San Leon Energy to Kick off Key Polish Summer of Fracking

LONDON - San Leon Energy PLC will shortly start hydraulic fracturing its first well in the Polish Baltic Basin, kicking off a key and active summer for the country, as companies race to tap Poland's large shale gas potential, San Leon's chief executive said Friday.

Fracking is an unconventional technique in which water, sand and chemicals are injected at high pressure into shale rock to create fractures, inducing gas and oil to flow.

"I think this is a very key summer for Poland. I think by the time the summer's finished I'd be surprised if you don't see 10 to 15 fracks done at least [in the Baltic Basin]," Oisin Fanning told Dow Jones Newswires in a telephone interview.

According to a report by the Polish Geological Institute in March 2012, the country has reserves of between 346 billion and 768 billion cubic meters of recoverable shale gas.

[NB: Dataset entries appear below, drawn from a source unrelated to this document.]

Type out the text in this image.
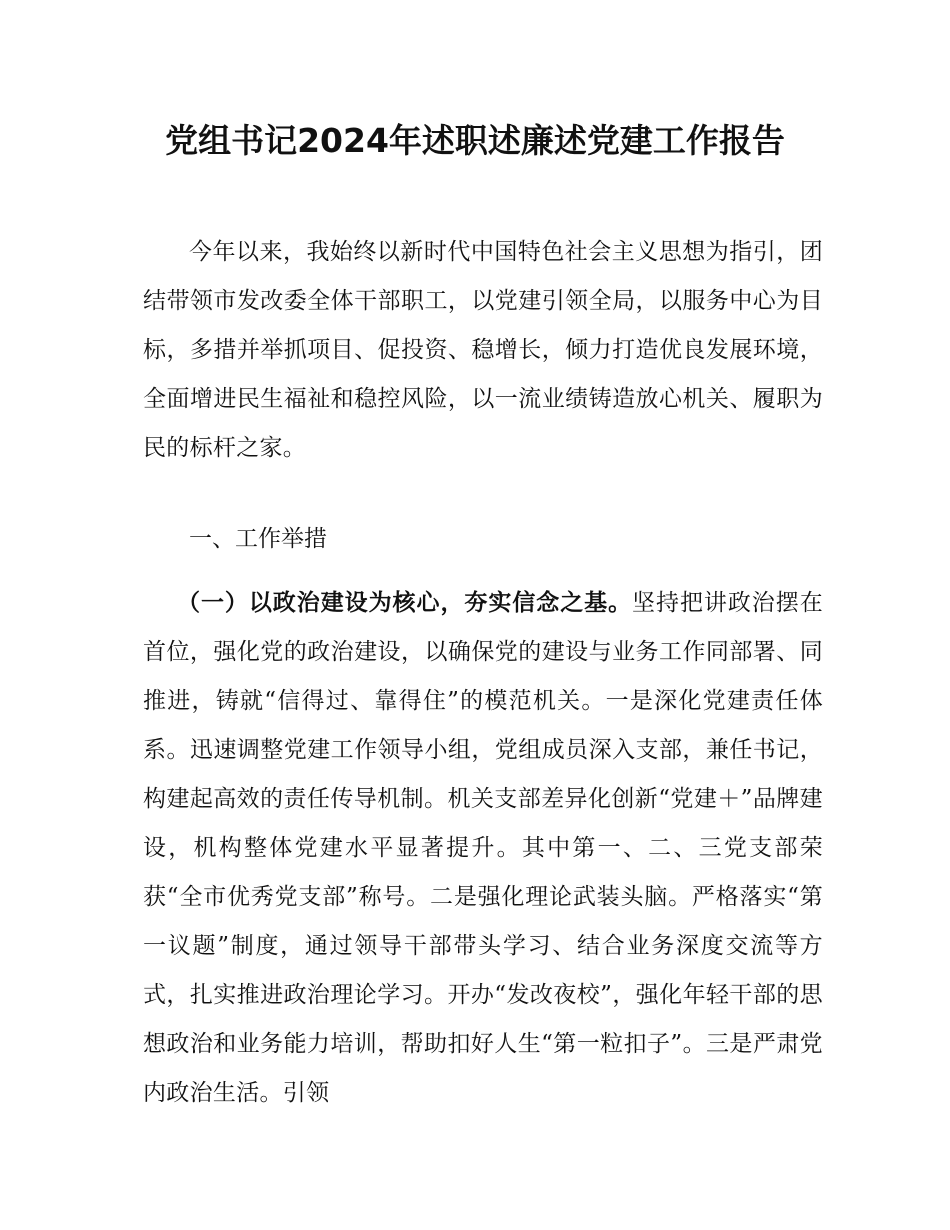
党组书记2024年述职述廉述党建工作报告

今年以来，我始终以新时代中国特色社会主义思想为指引，团结带领市发改委全体干部职工，以党建引领全局，以服务中心为目标，多措并举抓项目、促投资、稳增长，倾力打造优良发展环境，全面增进民生福祉和稳控风险，以一流业绩铸造放心机关、履职为民的标杆之家。

一、工作举措

（一）以政治建设为核心，夯实信念之基。坚持把讲政治摆在首位，强化党的政治建设，以确保党的建设与业务工作同部署、同推进，铸就“信得过、靠得住”的模范机关。一是深化党建责任体系。迅速调整党建工作领导小组，党组成员深入支部，兼任书记，构建起高效的责任传导机制。机关支部差异化创新“党建＋”品牌建设，机构整体党建水平显著提升。其中第一、二、三党支部荣获“全市优秀党支部”称号。二是强化理论武装头脑。严格落实“第一议题”制度，通过领导干部带头学习、结合业务深度交流等方式，扎实推进政治理论学习。开办“发改夜校”，强化年轻干部的思想政治和业务能力培训，帮助扣好人生“第一粒扣子”。三是严肃党内政治生活。引领
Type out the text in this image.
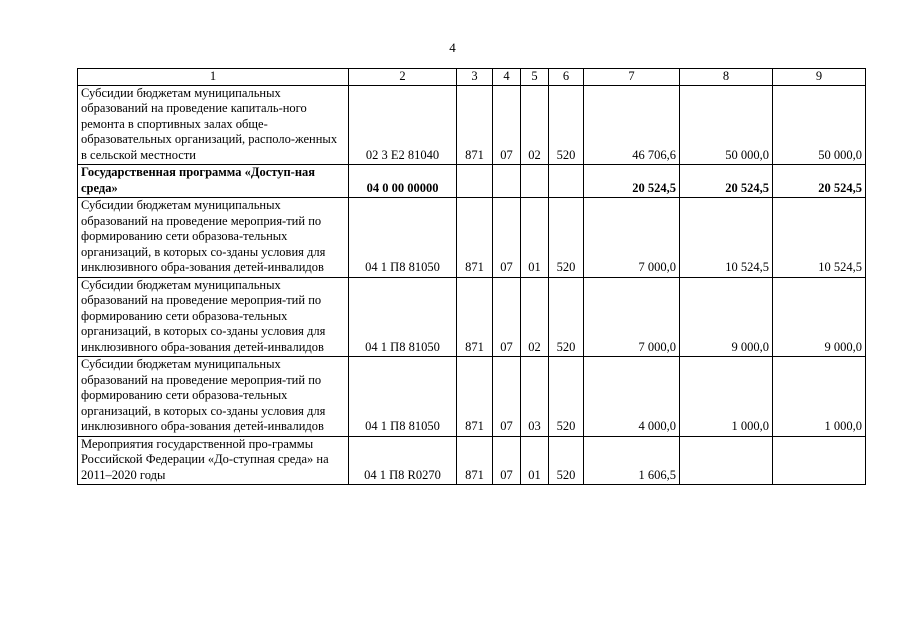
4
1	2	3	4	5	6	7	8	9
Субсидии бюджетам муниципальных образований на проведение капиталь-ного ремонта в спортивных залах обще-образовательных организаций, располо-женных в сельской местности	02 3 Е2 81040	871	07	02	520	46 706,6	50 000,0	50 000,0
Государственная программа «Доступ-ная среда»	04 0 00 00000					20 524,5	20 524,5	20 524,5
Субсидии бюджетам муниципальных образований на проведение мероприя-тий по формированию сети образова-тельных организаций, в которых со-зданы условия для инклюзивного обра-зования детей-инвалидов	04 1 П8 81050	871	07	01	520	7 000,0	10 524,5	10 524,5
Субсидии бюджетам муниципальных образований на проведение мероприя-тий по формированию сети образова-тельных организаций, в которых со-зданы условия для инклюзивного обра-зования детей-инвалидов	04 1 П8 81050	871	07	02	520	7 000,0	9 000,0	9 000,0
Субсидии бюджетам муниципальных образований на проведение мероприя-тий по формированию сети образова-тельных организаций, в которых со-зданы условия для инклюзивного обра-зования детей-инвалидов	04 1 П8 81050	871	07	03	520	4 000,0	1 000,0	1 000,0
Мероприятия государственной про-граммы Российской Федерации «До-ступная среда» на 2011–2020 годы	04 1 П8 R0270	871	07	01	520	1 606,5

San Leon plans to frack its first vertical well in a couple of days, before moving to horizontal fracks, and anticipates up to five fracks this summer. "A vertical [frack] is a lot easier to do and it teaches you a huge amount for a small amount of cash," the chief executive officer said.

He noted that a vertical frack costs about a third of the price of a horizontal frack, lets the company know if it needs to tweak its methods and also gives an idea of flow rates. As a rule of thumb, the CEO said, a horizontal frack flows at about 10 to 20 times the rate of a vertical frack.

Mr. Fanning said this first frack will show whether San Leon can get these rocks to flow gas, then it is a matter of tweaking the recipe of fracking fluids to maximize flow rates.

"There's a lot of trial and error everywhere in the world on these shale plays until you get it. Once you get it, it's like a cookie cutter, every one's the same, more or less, in the same area," the CEO said.

He noted that all the companies chasing shale gas in the Baltic Basin are co-operating and sharing data.

"Here's the good thing, if somebody else does a frack and it's a cracker, we've all learned because we're all sharing data and we'll all do the same thing in the next frack. A little bit of failure is great for humble pie," Mr. Fanning said.

Once the Lewino-1G2 vertical well in the Gdansk West concession is fracked, and if alright, the company will go immediately into a horizontal frack at Braniewo South or Szczawno, where its previous partner Talisman Energy Inc. drilled wells.

The results of the fracks should facilitate the company's plans to sell stakes in its assets to fund more drilling.